Cada uno de nosotros puede imaginarse a un hombre y puede también pensar
en el hombre.
Imaginarse a un hombre significa referirse necesariamente a su porte,
color, manera de ser, etc.; cuando imaginamos a un hombre necesariamente lo
individualizamos, nos referimos a un hombre determinado, con características
individuales, propias. Para ello nos servimos de las imágenes.
Para pensar en un hombre “No” nos preocupamos si es alto, bajo, gordo,
blanco, negro. Al pensar en el hombre tomamos solamente en cuenta las
características comunes y profundas, caracteres que son aplicables a todos los
hombres, en el pensar del hombre se opera con ideas y conceptos.
La diferencia entre imaginar y pensar deriva del hecho de que en el
primer caso operamos con imágenes y en el segundo lo hacemos con conceptos (el
concepto es un contenido de la conciencia, fruto de abstracción y
generalización.
La formación de conceptos en el niño tiene lugar ya en los primeros
años.
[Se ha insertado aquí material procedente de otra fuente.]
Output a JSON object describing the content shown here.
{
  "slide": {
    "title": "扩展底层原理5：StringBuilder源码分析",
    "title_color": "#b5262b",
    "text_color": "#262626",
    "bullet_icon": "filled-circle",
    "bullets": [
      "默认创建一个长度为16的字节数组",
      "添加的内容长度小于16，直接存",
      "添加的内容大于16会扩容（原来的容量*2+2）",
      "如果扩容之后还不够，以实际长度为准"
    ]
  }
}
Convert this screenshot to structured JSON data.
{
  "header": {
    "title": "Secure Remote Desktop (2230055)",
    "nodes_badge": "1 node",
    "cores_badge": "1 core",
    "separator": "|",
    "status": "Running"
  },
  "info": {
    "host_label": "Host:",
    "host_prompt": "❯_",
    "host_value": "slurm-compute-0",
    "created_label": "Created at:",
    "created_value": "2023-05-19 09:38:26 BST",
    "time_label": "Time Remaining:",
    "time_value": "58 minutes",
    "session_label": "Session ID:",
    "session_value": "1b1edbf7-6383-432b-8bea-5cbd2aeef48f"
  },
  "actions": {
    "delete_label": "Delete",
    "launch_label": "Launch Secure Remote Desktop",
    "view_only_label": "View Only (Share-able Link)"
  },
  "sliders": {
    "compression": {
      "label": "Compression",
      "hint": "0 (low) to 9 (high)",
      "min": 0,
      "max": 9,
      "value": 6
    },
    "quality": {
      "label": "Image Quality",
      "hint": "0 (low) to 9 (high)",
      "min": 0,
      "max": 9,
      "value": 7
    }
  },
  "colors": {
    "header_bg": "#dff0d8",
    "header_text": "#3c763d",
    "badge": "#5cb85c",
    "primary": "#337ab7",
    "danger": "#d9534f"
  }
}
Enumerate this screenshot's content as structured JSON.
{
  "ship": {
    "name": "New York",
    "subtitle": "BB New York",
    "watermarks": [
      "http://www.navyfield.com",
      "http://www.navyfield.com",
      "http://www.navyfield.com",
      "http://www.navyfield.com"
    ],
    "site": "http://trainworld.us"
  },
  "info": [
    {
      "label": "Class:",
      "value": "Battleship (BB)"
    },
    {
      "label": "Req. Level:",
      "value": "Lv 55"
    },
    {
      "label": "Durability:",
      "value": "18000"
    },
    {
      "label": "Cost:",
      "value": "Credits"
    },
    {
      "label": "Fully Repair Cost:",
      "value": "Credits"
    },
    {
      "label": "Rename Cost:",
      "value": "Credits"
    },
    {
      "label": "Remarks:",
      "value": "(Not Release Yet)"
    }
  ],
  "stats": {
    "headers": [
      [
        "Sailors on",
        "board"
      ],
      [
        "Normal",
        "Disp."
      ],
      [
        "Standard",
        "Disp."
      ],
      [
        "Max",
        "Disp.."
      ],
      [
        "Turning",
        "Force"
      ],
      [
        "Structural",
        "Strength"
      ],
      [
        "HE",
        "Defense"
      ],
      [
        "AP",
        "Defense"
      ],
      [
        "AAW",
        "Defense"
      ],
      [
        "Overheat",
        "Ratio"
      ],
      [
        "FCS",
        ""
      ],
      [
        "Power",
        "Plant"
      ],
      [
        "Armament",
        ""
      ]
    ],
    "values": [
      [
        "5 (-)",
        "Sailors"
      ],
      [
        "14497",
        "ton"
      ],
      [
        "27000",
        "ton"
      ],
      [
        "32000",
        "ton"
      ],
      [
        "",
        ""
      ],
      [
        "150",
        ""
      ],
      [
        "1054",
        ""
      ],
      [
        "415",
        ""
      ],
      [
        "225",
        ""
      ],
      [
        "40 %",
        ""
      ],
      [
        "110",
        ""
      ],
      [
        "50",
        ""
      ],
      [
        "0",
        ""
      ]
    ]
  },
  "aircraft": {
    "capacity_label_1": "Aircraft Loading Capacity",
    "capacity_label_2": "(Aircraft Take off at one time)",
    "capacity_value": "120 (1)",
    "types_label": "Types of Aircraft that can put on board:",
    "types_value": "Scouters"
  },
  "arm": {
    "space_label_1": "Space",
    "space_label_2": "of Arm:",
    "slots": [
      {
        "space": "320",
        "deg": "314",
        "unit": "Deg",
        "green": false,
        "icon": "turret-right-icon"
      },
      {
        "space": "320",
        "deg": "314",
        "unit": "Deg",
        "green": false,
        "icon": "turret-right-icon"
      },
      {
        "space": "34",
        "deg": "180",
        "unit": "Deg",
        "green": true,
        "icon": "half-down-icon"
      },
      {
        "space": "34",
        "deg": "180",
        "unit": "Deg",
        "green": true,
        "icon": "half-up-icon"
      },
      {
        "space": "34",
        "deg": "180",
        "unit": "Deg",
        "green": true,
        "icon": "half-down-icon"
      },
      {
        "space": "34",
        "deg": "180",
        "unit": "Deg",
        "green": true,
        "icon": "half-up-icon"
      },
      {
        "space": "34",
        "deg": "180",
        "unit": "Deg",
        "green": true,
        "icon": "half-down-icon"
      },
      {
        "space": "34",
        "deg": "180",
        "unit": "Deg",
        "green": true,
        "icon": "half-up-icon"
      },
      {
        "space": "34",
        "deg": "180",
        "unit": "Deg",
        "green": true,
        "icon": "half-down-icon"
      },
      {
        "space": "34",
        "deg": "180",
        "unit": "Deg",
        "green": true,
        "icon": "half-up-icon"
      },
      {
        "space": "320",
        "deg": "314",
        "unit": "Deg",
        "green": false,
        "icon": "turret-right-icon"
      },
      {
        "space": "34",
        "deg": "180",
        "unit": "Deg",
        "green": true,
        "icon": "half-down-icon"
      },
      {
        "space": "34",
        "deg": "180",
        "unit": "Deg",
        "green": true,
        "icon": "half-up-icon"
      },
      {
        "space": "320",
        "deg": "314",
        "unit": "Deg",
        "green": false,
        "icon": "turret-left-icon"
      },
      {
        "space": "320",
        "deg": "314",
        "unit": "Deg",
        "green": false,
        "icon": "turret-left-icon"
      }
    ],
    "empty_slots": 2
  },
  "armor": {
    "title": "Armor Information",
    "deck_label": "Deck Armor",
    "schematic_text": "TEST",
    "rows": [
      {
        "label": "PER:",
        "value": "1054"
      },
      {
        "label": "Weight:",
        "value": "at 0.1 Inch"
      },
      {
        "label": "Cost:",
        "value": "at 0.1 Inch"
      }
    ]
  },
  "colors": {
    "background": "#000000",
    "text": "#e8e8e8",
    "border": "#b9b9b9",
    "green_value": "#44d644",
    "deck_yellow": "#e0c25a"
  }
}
De una vaga comprensión de la situación global, el niño pasa a la
aprehensión gradual de las semejanzas y diferencias existentes en las cosas o
situaciones concretas.
Entre los dos y los cuatro años se elevan del nivel concreto al nivel
abstracto. Cuando el niño es capaz de expresar verbalmente lo referente a los
objetos o personas que lo rodean, utiliza ya conceptos abstractos.
Naturalmente que el niño en este periodo de su vida utiliza conceptos
simples. La capacidad de operar con conceptos más complejos, como ser conceptos
científicos, matemáticos o filósofos, aparece más tarde con la mayor madurez y
la mayor experiencia. Esto tiene lugar en la adolescencia, aunque numerosos psicólogos
sostienen que dicha capacidad ya aparece a los ocho años en el niño normal.
Ciertos conceptos abstractos son difíciles de ser captados por el niño.
Así el concepto del tiempo lo capta difícilmente. La aprehensión de este
concepto esta penetrado de afectividad. El tiempo que transcurre agradablemente
es corto para el niño, mientras es largo si lo pasa con desagrado.
La relación entre causa y efecto no la capta el niño ni sabe aplicar
principios generales a situaciones específicas.
Solo alrededor de los siete u ocho años, el niño empieza a captar las
relaciones entre causa y efecto. Con el desarrollo mental el niño comienza
también a evaluar sus propias acciones y a juzgar el punto de vista de otras.
Comienza a formular sus propias afirmaciones sobre los hechos reales y presenta
argumentaciones cada vez más lógicas. A los once o doce años, el niño comienza
el raciocinio deductivo y muestra la capacidad de formular y criticar las
hipótesis.
En general la experiencia ha demostrado que el niño que se muestra
inteligente a esta edad, si conserva su salud, se mantendrá con igual capacidad
en la adolescencia y en el periodo de la juventud y de la madurez.
La llegada de la adolescencia se caracteriza por dos aspectos desde el
punto de vista del desarrollo intelectual.
La inteligencia del adolescente se concentra sobre determinados
problemas.
Eso permite descubrir en el adolescente los intereses particulares que
juegan un papel muy importante en la orientación vocacional y profesional del
joven.
Además es el periodo dialéctico en la vida del muchacho donde
exige las razones del de todo, es la edad razonadora por excelencia. En este
periodo el adolescente capta también con claridad la noción de la ley.
La creatividad hace referencia a esa capacidad innovadora del hombre que
no surge de una deducción matemática o lógica.
En los niños de seis a ocho años se les puede educar y enseñar a tener
cierta originalidad y a no conformarse con lo típico.
Los ejercicios para estimular la creatividad se basan en propuestas de
carácter abierto, permitiendo multiplicidad de respuestas, y los padres debemos
aceptar preguntas divergentes y curiosas y admitir nuevas ideas.
Resolviendo de muchas maneras diferentes los problemas facilita el
pensamiento productivo frente al reproductivo o repetitivo.
Que el pensamiento es creativo quiere decir que construimos nuestra
realidad de acuerdo a nuestros pensamientos y creencias. Estos pensamientos
básicos se forman en la primera infancia, en el nacimiento e incluso en la vida
intrauterina.
Por eso la búsqueda, identificación y reconocimiento amoroso de los
pensamientos y creencias es básico para la transformación de nuestra realidad.